Ukraine is being punished for wanting to join the most aggressive and destructive military alliance on earth, led by a country that has inflicted an endless holocaust against the third world since the end of WW2.

The third world needs Russia’s geopolitical weight to counter US warmongering, sanctions, and political intimidation. Therefore, an enemy of Russia is an enemy of the general interests of the third world. While the West is busy crying about Ukraine, the third world is busy setting up alternative payment systems with Russia to evade the sanctions, which will become impotent once every country has its own digital currency.
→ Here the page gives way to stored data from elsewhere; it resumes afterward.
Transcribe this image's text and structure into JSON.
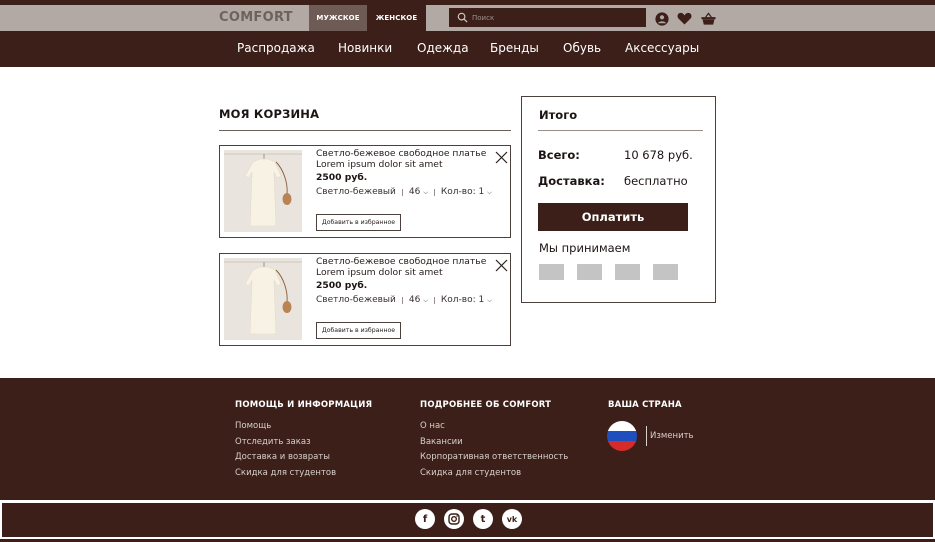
{
  "header": {
    "logo": "COMFORT",
    "tabs": [
      {
        "label": "МУЖСКОЕ",
        "active": true
      },
      {
        "label": "ЖЕНСКОЕ",
        "active": false
      }
    ],
    "search": {
      "placeholder": "Поиск",
      "icon": "search-icon"
    },
    "icons": [
      "user-icon",
      "heart-icon",
      "basket-icon"
    ]
  },
  "nav": {
    "items": [
      "Распродажа",
      "Новинки",
      "Одежда",
      "Бренды",
      "Обувь",
      "Аксессуары"
    ]
  },
  "cart": {
    "title": "МОЯ КОРЗИНА",
    "items": [
      {
        "name_line1": "Светло-бежевое свободное платье",
        "name_line2": "Lorem ipsum dolor sit amet",
        "price": "2500 руб.",
        "color": "Светло-бежевый",
        "size": "46",
        "qty": "Кол-во: 1",
        "fav_label": "Добавить в избранное"
      },
      {
        "name_line1": "Светло-бежевое свободное платье",
        "name_line2": "Lorem ipsum dolor sit amet",
        "price": "2500 руб.",
        "color": "Светло-бежевый",
        "size": "46",
        "qty": "Кол-во: 1",
        "fav_label": "Добавить в избранное"
      }
    ]
  },
  "summary": {
    "title": "Итого",
    "total_label": "Всего:",
    "total_value": "10 678 руб.",
    "delivery_label": "Доставка:",
    "delivery_value": "бесплатно",
    "pay_label": "Оплатить",
    "accept_label": "Мы принимаем"
  },
  "footer": {
    "help": {
      "title": "ПОМОЩЬ И ИНФОРМАЦИЯ",
      "links": [
        "Помощь",
        "Отследить заказ",
        "Доставка и возвраты",
        "Скидка для студентов"
      ]
    },
    "about": {
      "title": "ПОДРОБНЕЕ ОБ COMFORT",
      "links": [
        "О нас",
        "Вакансии",
        "Корпоративная ответственность",
        "Скидка для студентов"
      ]
    },
    "country": {
      "title": "ВАША СТРАНА",
      "change_label": "Изменить"
    },
    "social": [
      {
        "icon": "facebook-icon",
        "glyph": "f"
      },
      {
        "icon": "instagram-icon",
        "glyph": ""
      },
      {
        "icon": "tumblr-icon",
        "glyph": "t"
      },
      {
        "icon": "vk-icon",
        "glyph": "vk"
      }
    ]
  },
  "colors": {
    "brand_dark": "#3b1f18",
    "topbar": "#b3a9a4",
    "active_tab": "#6f5b55"
  }
}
When a country joins NATO, they are signing up to a geostrategy that was historically aimed at weakening the USSR/Russia and keeping the formerly colonised nations across Asia, Africa and Latin America in poverty. Don’t believe me, believe these guys:

According to US foreign policy advisor George Kennan (1948): “we have about 50 percent of the world’s wealth, but only 6.3 percent of its population… Our real task in the coming period is to devise a pattern of relationships which will permit us to maintain this position of disparity”.

Kennan (1946) also recognised that: “toward colonial areas and backward or dependent peoples, Soviet policy, even on official plane, will be directed toward weakening of power and influence and contacts of advanced Western nations”.

According to former US National Security Advisor Walt Rostow (1958): “the location, natural resources and populations of the underdeveloped areas are such that, should they become effectively attached to the Communist bloc, the U.S. would become the second power in the world …the economic and military strength of Western Europe and Japan will be diminished… Our military security and our way of life as well as the fate of Western Europe and Japan are at stake in the evolution of the underdeveloped areas”.

In the post-WW2 era, the US-led alliance was confronted with a world in which they would have to purchase imports from the newly liberated postcolonial world, rather than simply expropriating them by administrative means as Britain had previously done.

Soviet Premier Nikita Khrushchev was aware of this factor, declaring in 1958 that: “we realise that the countries of Western Europe are interested in the raw materials which they are getting from countries of the East. But this does not in the least mean that the imperialists may impose by force their own predatory terms for the exploitation of the wealth of these countries”, instead, such “raw materials for the Western nations must be ensured …by developing mutually beneficial trade relations, so that those countries may be properly compensated”.

There is no “inter-imperialist rivalry” after WW2 because the former empires lost control of their exploited colonies, so they stopped fighting each other, and huddled under the leadership of the US into a single unified imperialist camp, defined as such by inheriting an interest in keeping the rest of the world poor.